When Congress created Pandemic-EBT in the first major coronavirus stimulus package in March, lawmakers did not foresee how long the current crisis would last. They authorized the program to go through the end of the government fiscal year, which ends Sept. 30.
But schools are still widely disrupted. Millions of kids are not going to get the meals they normally would at school, and childhood food insecurity rates are extremely high.
“We need an ‘all of the above’ strategy,” said Lauren Bauer, a fellow in economic studies at the Brookings Institution.
In July, Bauer and a team of researchers found that P-EBT benefits significantly reduced the number of children struggling to get access to enough food.
Using Census Bureau data, the researchers could see that the week after P-EBT benefits were issued in a particular state, the rate of children not getting enough to eat dropped by 30 percent. The effect started to wear off by the second week.
The program’s benefits, targeted at families with school-age children, were used quickly when they were doled out over the spring and summer, Bauer noted.
When a low-income family gets help from SNAP each month, those benefits often last a couple of weeks, but when researchers looked at P-EBT they noticed that families spent the money almost immediately.
“That suggests to me that this was a pretty important infusion of cash,” said Bauer.

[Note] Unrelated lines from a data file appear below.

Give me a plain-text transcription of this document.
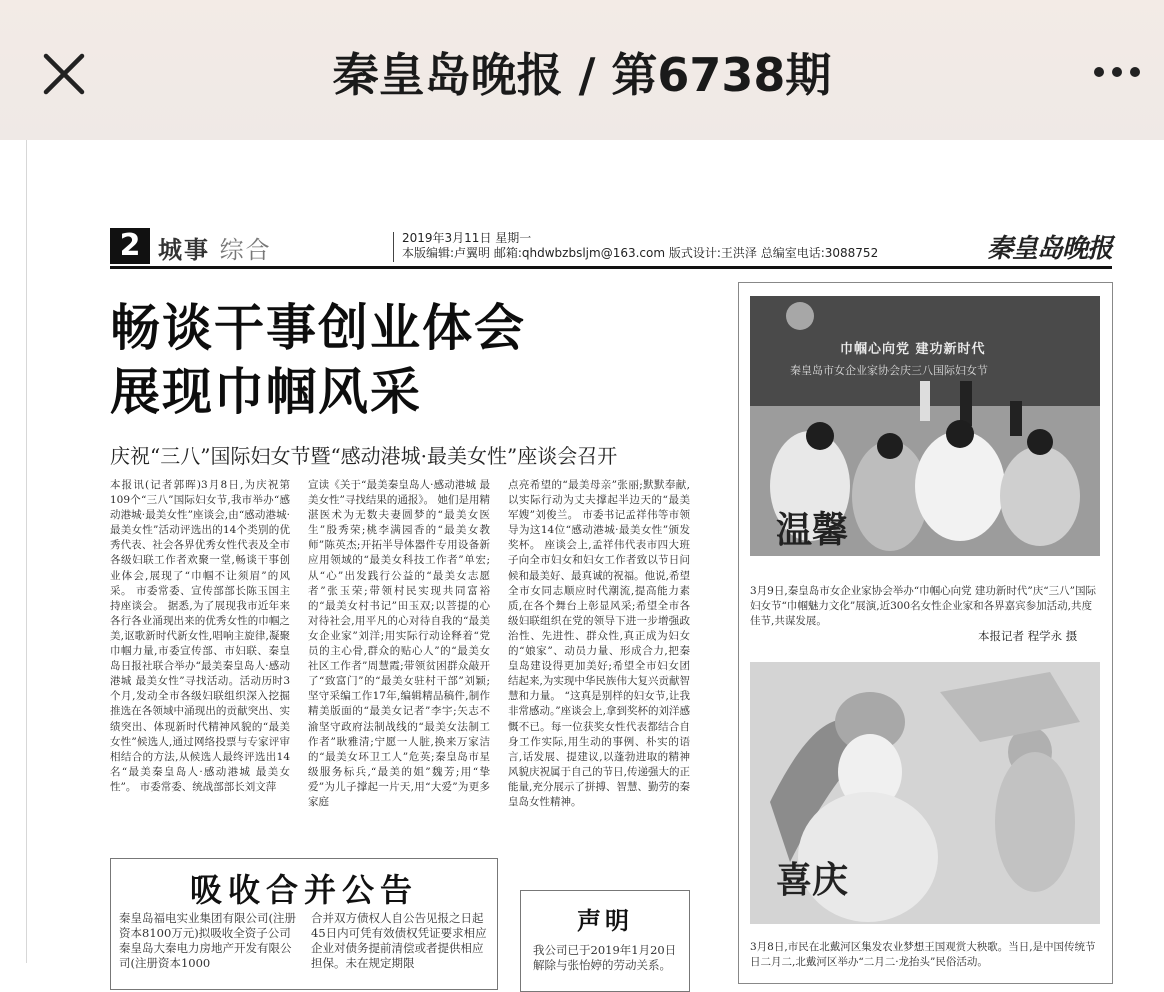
秦皇岛晚报 / 第6738期
2 城事 综合	2019年3月11日 星期一
本版编辑:卢翼明 邮箱:qhdwbzbsljm@163.com 版式设计:王洪泽 总编室电话:3088752	秦皇岛晚报
畅谈干事创业体会
展现巾帼风采
庆祝“三八”国际妇女节暨“感动港城·最美女性”座谈会召开
本报讯(记者郭晖)3月8日,为庆祝第109个“三八”国际妇女节,我市举办“感动港城·最美女性”座谈会,由“感动港城·最美女性”活动评选出的14个类别的优秀代表、社会各界优秀女性代表及全市各级妇联工作者欢聚一堂,畅谈干事创业体会,展现了“巾帼不让须眉”的风采。 市委常委、宣传部部长陈玉国主持座谈会。 据悉,为了展现我市近年来各行各业涌现出来的优秀女性的巾帼之美,讴歌新时代新女性,唱响主旋律,凝聚巾帼力量,市委宣传部、市妇联、秦皇岛日报社联合举办“最美秦皇岛人·感动港城 最美女性”寻找活动。活动历时3个月,发动全市各级妇联组织深入挖掘推选在各领域中涌现出的贡献突出、实绩突出、体现新时代精神风貌的“最美女性”候选人,通过网络投票与专家评审相结合的方法,从候选人最终评选出14名“最美秦皇岛人·感动港城 最美女性”。 市委常委、统战部部长刘文萍
宣读《关于“最美秦皇岛人·感动港城 最美女性”寻找结果的通报》。 她们是用精湛医术为无数夫妻圆梦的“最美女医生”殷秀荣;桃李满园香的“最美女教师”陈英杰;开拓半导体器件专用设备新应用领域的“最美女科技工作者”单宏;从“心”出发践行公益的“最美女志愿者”张玉荣;带领村民实现共同富裕的“最美女村书记”田玉双;以菩提的心对待社会,用平凡的心对待自我的“最美女企业家”刘洋;用实际行动诠释着“党员的主心骨,群众的贴心人”的“最美女社区工作者”周慧霞;带领贫困群众敲开了“致富门”的“最美女驻村干部”刘颖;坚守采编工作17年,编辑精品稿件,制作精美版面的“最美女记者”李宇;矢志不渝坚守政府法制战线的“最美女法制工作者”耿雅清;宁愿一人脏,换来万家洁的“最美女环卫工人”危英;秦皇岛市星级服务标兵,“最美的姐”魏芳;用“挚爱”为儿子撑起一片天,用“大爱”为更多家庭
点亮希望的“最美母亲”张丽;默默奉献,以实际行动为丈夫撑起半边天的“最美军嫂”刘俊兰。 市委书记孟祥伟等市领导为这14位“感动港城·最美女性”颁发奖杯。 座谈会上,孟祥伟代表市四大班子向全市妇女和妇女工作者致以节日问候和最美好、最真诚的祝福。他说,希望全市女同志顺应时代潮流,提高能力素质,在各个舞台上彰显风采;希望全市各级妇联组织在党的领导下进一步增强政治性、先进性、群众性,真正成为妇女的“娘家”、动员力量、形成合力,把秦皇岛建设得更加美好;希望全市妇女团结起来,为实现中华民族伟大复兴贡献智慧和力量。 “这真是别样的妇女节,让我非常感动。”座谈会上,拿到奖杯的刘洋感慨不已。每一位获奖女性代表都结合自身工作实际,用生动的事例、朴实的语言,话发展、提建议,以蓬勃进取的精神风貌庆祝属于自己的节日,传递强大的正能量,充分展示了拼搏、智慧、勤劳的秦皇岛女性精神。
巾帼心向党 建功新时代
秦皇岛市女企业家协会庆三八国际妇女节
温馨
3月9日,秦皇岛市女企业家协会举办“巾帼心向党 建功新时代”庆“三八”国际妇女节“巾帼魅力文化”展演,近300名女性企业家和各界嘉宾参加活动,共度佳节,共谋发展。
本报记者 程学永 摄
喜庆
3月8日,市民在北戴河区集发农业梦想王国观赏大秧歌。当日,是中国传统节日二月二,北戴河区举办“二月二·龙抬头”民俗活动。
吸收合并公告
秦皇岛福电实业集团有限公司(注册资本8100万元)拟吸收全资子公司秦皇岛大秦电力房地产开发有限公司(注册资本1000
合并双方债权人自公告见报之日起45日内可凭有效债权凭证要求相应企业对债务提前清偿或者提供相应担保。未在规定期限
声明
我公司已于2019年1月20日解除与张怡婷的劳动关系。
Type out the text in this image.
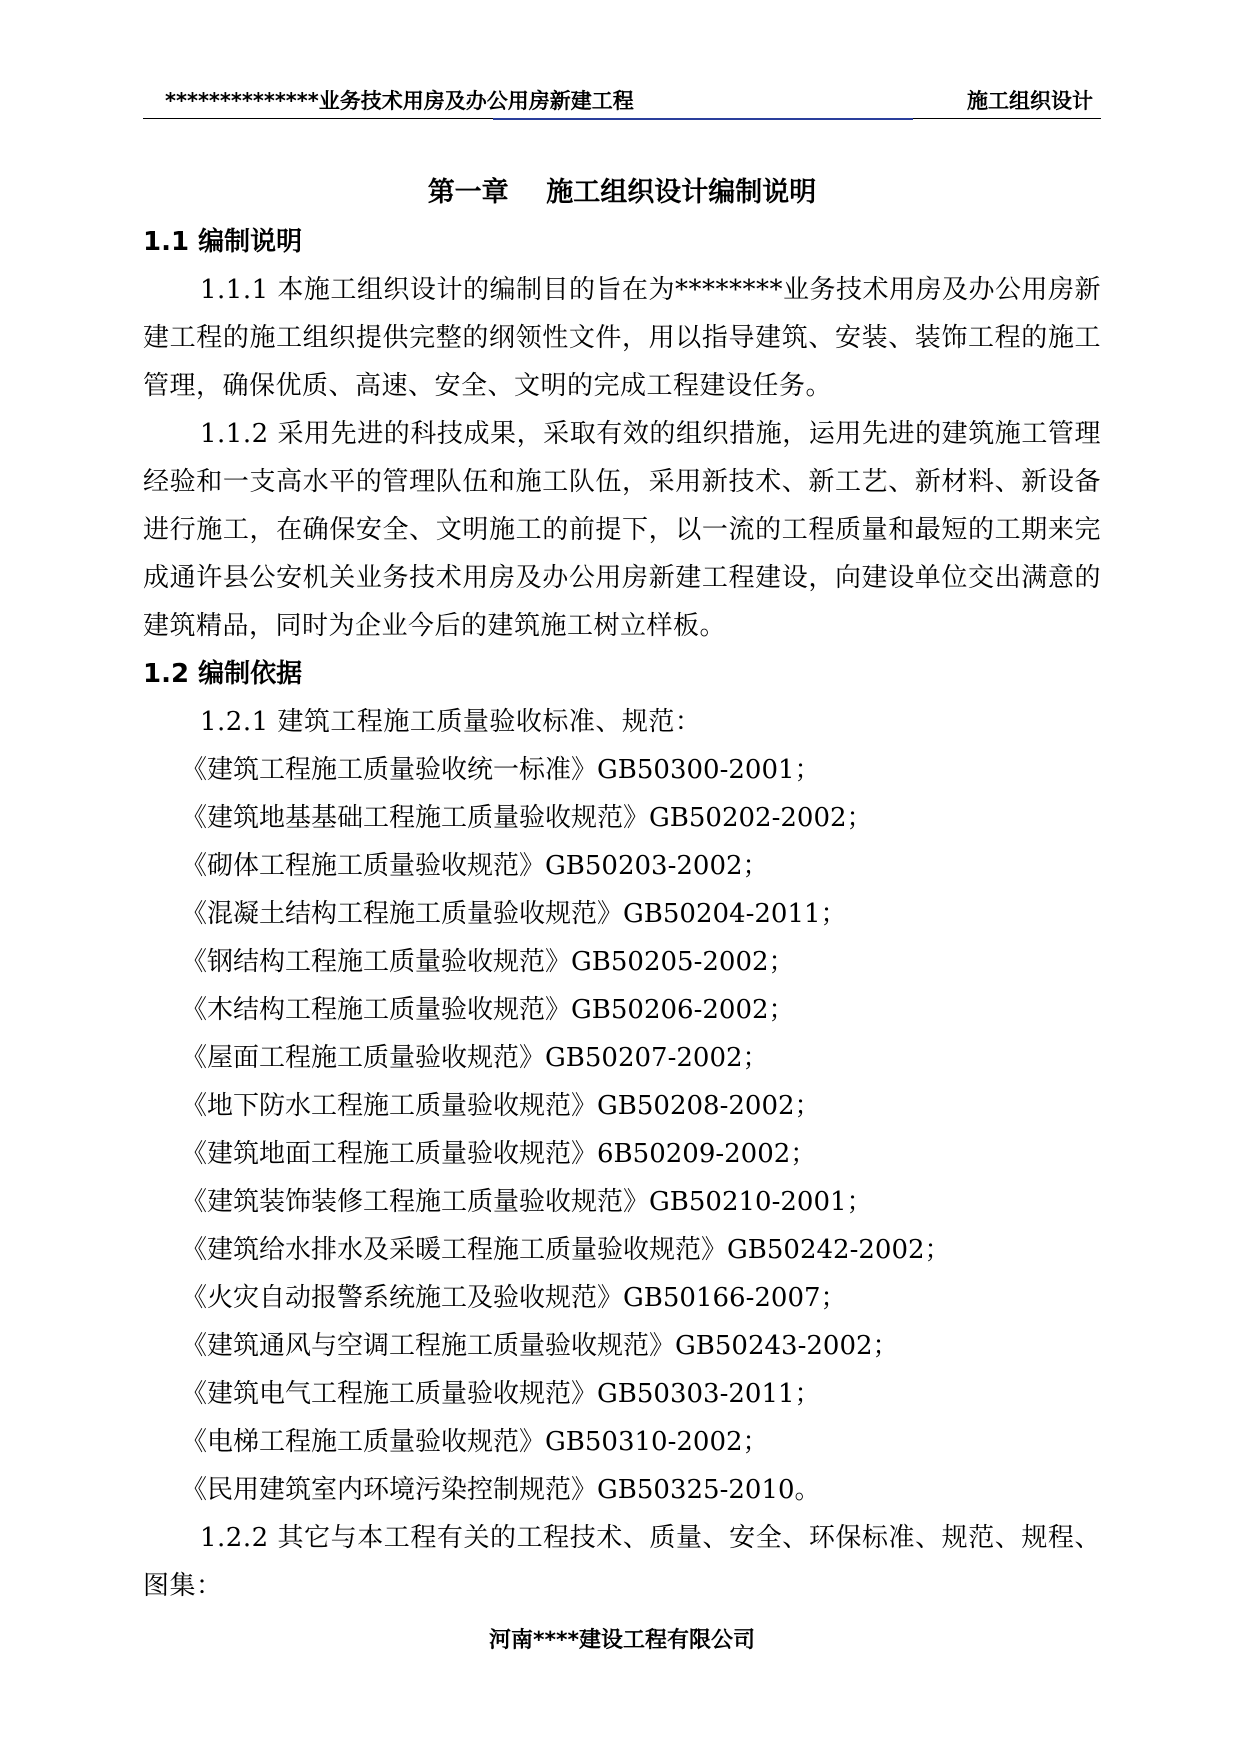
**************业务技术用房及办公用房新建工程	施工组织设计
第一章    施工组织设计编制说明
1.1 编制说明

1.1.1 本施工组织设计的编制目的旨在为********业务技术用房及办公用房新建工程的施工组织提供完整的纲领性文件，用以指导建筑、安装、装饰工程的施工管理，确保优质、高速、安全、文明的完成工程建设任务。

1.1.2 采用先进的科技成果，采取有效的组织措施，运用先进的建筑施工管理经验和一支高水平的管理队伍和施工队伍，采用新技术、新工艺、新材料、新设备进行施工，在确保安全、文明施工的前提下，以一流的工程质量和最短的工期来完成通许县公安机关业务技术用房及办公用房新建工程建设，向建设单位交出满意的建筑精品，同时为企业今后的建筑施工树立样板。

1.2 编制依据

1.2.1 建筑工程施工质量验收标准、规范：

《建筑工程施工质量验收统一标准》GB50300-2001；
《建筑地基基础工程施工质量验收规范》GB50202-2002；
《砌体工程施工质量验收规范》GB50203-2002；
《混凝土结构工程施工质量验收规范》GB50204-2011；
《钢结构工程施工质量验收规范》GB50205-2002；
《木结构工程施工质量验收规范》GB50206-2002；
《屋面工程施工质量验收规范》GB50207-2002；
《地下防水工程施工质量验收规范》GB50208-2002；
《建筑地面工程施工质量验收规范》6B50209-2002；
《建筑装饰装修工程施工质量验收规范》GB50210-2001；
《建筑给水排水及采暖工程施工质量验收规范》GB50242-2002；
《火灾自动报警系统施工及验收规范》GB50166-2007；
《建筑通风与空调工程施工质量验收规范》GB50243-2002；
《建筑电气工程施工质量验收规范》GB50303-2011；
《电梯工程施工质量验收规范》GB50310-2002；
《民用建筑室内环境污染控制规范》GB50325-2010。

1.2.2 其它与本工程有关的工程技术、质量、安全、环保标准、规范、规程、图集：

河南****建设工程有限公司
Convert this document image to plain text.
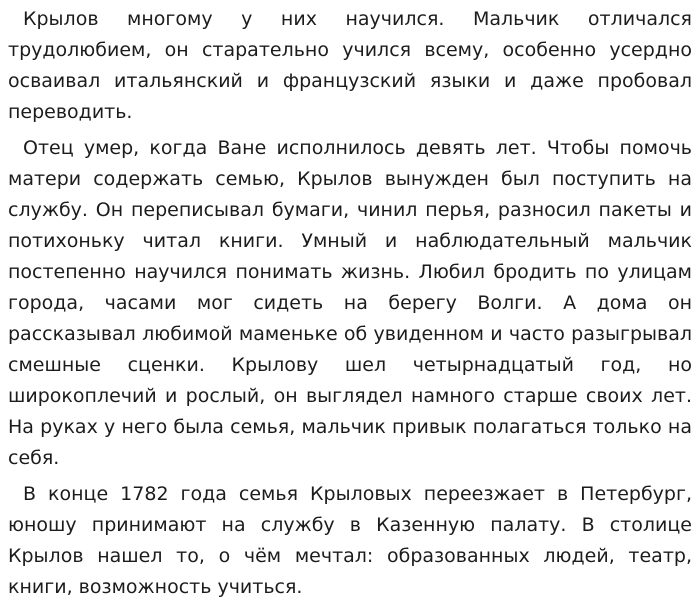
Крылов многому у них научился. Мальчик отличался трудолюбием, он старательно учился всему, особенно усердно осваивал итальянский и французский языки и даже пробовал переводить.

Отец умер, когда Ване исполнилось девять лет. Чтобы помочь матери содержать семью, Крылов вынужден был поступить на службу. Он переписывал бумаги, чинил перья, разносил пакеты и потихоньку читал книги. Умный и наблюдательный мальчик постепенно научился понимать жизнь. Любил бродить по улицам города, часами мог сидеть на берегу Волги. А дома он рассказывал любимой маменьке об увиденном и часто разыгрывал смешные сценки. Крылову шел четырнадцатый год, но широкоплечий и рослый, он выглядел намного старше своих лет. На руках у него была семья, мальчик привык полагаться только на себя.

В конце 1782 года семья Крыловых переезжает в Петербург, юношу принимают на службу в Казенную палату. В столице Крылов нашел то, о чём мечтал: образованных людей, театр, книги, возможность учиться.
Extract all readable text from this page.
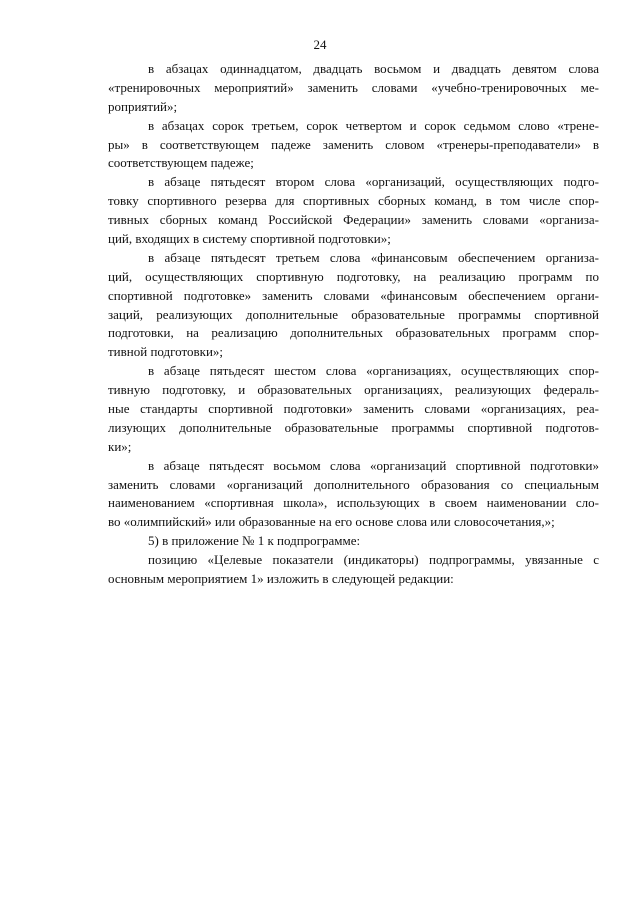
24
в абзацах одиннадцатом, двадцать восьмом и двадцать девятом слова
«тренировочных мероприятий» заменить словами «учебно-тренировочных ме-
роприятий»;
в абзацах сорок третьем, сорок четвертом и сорок седьмом слово «трене-
ры» в соответствующем падеже заменить словом «тренеры-преподаватели» в
соответствующем падеже;
в абзаце пятьдесят втором слова «организаций, осуществляющих подго-
товку спортивного резерва для спортивных сборных команд, в том числе спор-
тивных сборных команд Российской Федерации» заменить словами «организа-
ций, входящих в систему спортивной подготовки»;
в абзаце пятьдесят третьем слова «финансовым обеспечением организа-
ций, осуществляющих спортивную подготовку, на реализацию программ по
спортивной подготовке» заменить словами «финансовым обеспечением органи-
заций, реализующих дополнительные образовательные программы спортивной
подготовки, на реализацию дополнительных образовательных программ спор-
тивной подготовки»;
в абзаце пятьдесят шестом слова «организациях, осуществляющих спор-
тивную подготовку, и образовательных организациях, реализующих федераль-
ные стандарты спортивной подготовки» заменить словами «организациях, реа-
лизующих дополнительные образовательные программы спортивной подготов-
ки»;
в абзаце пятьдесят восьмом слова «организаций спортивной подготовки»
заменить словами «организаций дополнительного образования со специальным
наименованием «спортивная школа», использующих в своем наименовании сло-
во «олимпийский» или образованные на его основе слова или словосочетания,»;
5) в приложение № 1 к подпрограмме:
позицию «Целевые показатели (индикаторы) подпрограммы, увязанные с
основным мероприятием 1» изложить в следующей редакции:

With the program now set to expire in less than two weeks, anti-hunger advocates are trying to ramp up pressure on Congress to extend the program through the end of the school year. With stimulus talks seemingly dead for now, advocates are asking lawmakers to include an extension of P-EBT in any short term spending package.
“Congress needs to act,” said Crystal FitzSimons, director of school and out of school programs at the Food Research & Action Center. “We need to make sure the benefits are available for September, but it’s going to be a really long school year for families if their children are learning remotely.”